Wednesday, December 16, 2015

Gene McCormick- Two Poems

A Bottle Of Mateus

At four o’clock in the afternoon the low sun
casts a triangular shadow along the side of the building
diagonally from the top NW corner
down to the lower SE corner, while the rest
of the wall remains sun-bleached yellow stucco,
a pattern repeated every afternoon
until the sun seasonally moves on.

A man walks by the building, an older man
with white hair wearing an oversize white t-shirt,
black walking shorts that were suit pants
until he cut them off just above the knee,
black ankle socks and black wingtip shoes.
The t-shirt and shorts emphasize toneless
white stick arms and legs as he walks at a rapid gait,
his upper body leading the lower half so his head
casts a shadow across his black shoes.
If it were raining, which it is not,
the leather soled shoes would have trouble
getting enough traction to maintain such a pace.

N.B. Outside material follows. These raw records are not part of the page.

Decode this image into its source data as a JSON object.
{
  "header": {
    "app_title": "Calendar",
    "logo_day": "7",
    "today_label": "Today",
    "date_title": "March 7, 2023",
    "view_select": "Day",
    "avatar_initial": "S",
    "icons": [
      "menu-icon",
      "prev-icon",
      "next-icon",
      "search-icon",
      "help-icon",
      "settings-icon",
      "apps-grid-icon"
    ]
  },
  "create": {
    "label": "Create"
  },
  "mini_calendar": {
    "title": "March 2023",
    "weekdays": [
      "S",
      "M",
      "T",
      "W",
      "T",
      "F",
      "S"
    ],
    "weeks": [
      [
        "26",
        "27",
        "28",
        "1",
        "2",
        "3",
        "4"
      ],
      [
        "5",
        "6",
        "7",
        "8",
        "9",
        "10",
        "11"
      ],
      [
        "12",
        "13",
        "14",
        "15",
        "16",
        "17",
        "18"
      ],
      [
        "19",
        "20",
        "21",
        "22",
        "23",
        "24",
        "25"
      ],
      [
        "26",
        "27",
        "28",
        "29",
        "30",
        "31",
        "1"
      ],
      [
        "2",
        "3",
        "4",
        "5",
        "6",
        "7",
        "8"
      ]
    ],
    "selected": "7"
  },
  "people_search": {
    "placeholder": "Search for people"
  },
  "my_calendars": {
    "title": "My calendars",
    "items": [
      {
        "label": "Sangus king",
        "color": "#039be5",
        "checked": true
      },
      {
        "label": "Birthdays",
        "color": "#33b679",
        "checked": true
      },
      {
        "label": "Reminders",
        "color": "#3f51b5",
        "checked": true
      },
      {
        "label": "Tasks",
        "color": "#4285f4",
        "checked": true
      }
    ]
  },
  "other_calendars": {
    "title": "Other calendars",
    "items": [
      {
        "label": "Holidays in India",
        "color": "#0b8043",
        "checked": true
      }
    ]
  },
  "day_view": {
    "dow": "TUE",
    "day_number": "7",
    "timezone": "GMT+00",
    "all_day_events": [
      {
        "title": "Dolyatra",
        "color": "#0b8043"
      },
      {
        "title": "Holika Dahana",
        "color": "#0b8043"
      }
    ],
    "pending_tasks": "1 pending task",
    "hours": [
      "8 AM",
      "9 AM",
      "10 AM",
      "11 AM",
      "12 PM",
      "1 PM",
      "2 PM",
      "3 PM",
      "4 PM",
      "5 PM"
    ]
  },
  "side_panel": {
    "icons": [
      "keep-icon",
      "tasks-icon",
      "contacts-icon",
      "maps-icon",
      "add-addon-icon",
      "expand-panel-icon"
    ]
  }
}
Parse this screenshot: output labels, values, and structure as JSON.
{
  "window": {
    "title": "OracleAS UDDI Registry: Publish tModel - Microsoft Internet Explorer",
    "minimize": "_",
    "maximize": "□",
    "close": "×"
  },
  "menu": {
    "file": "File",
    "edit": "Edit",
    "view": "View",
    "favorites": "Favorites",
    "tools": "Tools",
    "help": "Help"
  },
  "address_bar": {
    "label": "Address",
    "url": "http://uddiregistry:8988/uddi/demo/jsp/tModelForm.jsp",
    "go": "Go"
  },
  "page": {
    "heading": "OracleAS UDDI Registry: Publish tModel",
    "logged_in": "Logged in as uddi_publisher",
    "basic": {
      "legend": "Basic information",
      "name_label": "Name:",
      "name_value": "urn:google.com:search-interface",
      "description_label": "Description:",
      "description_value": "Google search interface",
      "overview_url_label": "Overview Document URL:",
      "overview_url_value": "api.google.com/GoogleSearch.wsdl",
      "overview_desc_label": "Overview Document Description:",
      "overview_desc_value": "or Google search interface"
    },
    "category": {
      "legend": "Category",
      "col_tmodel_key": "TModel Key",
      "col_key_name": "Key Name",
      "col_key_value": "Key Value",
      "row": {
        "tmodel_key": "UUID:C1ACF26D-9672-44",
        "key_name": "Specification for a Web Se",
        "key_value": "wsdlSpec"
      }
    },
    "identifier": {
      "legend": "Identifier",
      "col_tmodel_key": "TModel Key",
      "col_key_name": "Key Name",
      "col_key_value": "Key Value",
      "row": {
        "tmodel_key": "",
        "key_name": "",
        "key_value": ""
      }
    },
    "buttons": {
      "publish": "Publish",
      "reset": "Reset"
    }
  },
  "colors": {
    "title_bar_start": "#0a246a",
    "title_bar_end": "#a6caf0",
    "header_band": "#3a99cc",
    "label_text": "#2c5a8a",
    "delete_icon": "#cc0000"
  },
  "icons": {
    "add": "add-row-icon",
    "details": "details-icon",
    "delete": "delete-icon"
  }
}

He looks odd, dressing like that to take a walk,
close to the building, scraping against its warmth
on his way to buy a bottle of red wine. Mateus.

Play Autumn Leaves For Me

Slouching on the worn piano bench he uses his
left hand middle finger to hit the white keys
one at a time, each of them successively,
then with his right thumb taps each black key
again one at a time going from west to east
while his feet trundle the pedals in a
left-right left-right rhythm as though
in a chain gang prisoner march.
The sound doesn’t hang in the air for long.

His fingers are neither long nor elegant
like those of a born pianist.
They are short, squat, and his fingernails
are clipped too close, partly because
he wears heavy-duty gloves when shoveling coal.

Brief Bio: Gene McCormick thrives on burnt toast, gorging on it, dipping the blackened pieces in buttercream icing and washing it all down with jugs of Mateus while playing Chopin’s Polonaise in A-flat (Jose Iturbi’s variation) with his left thumb.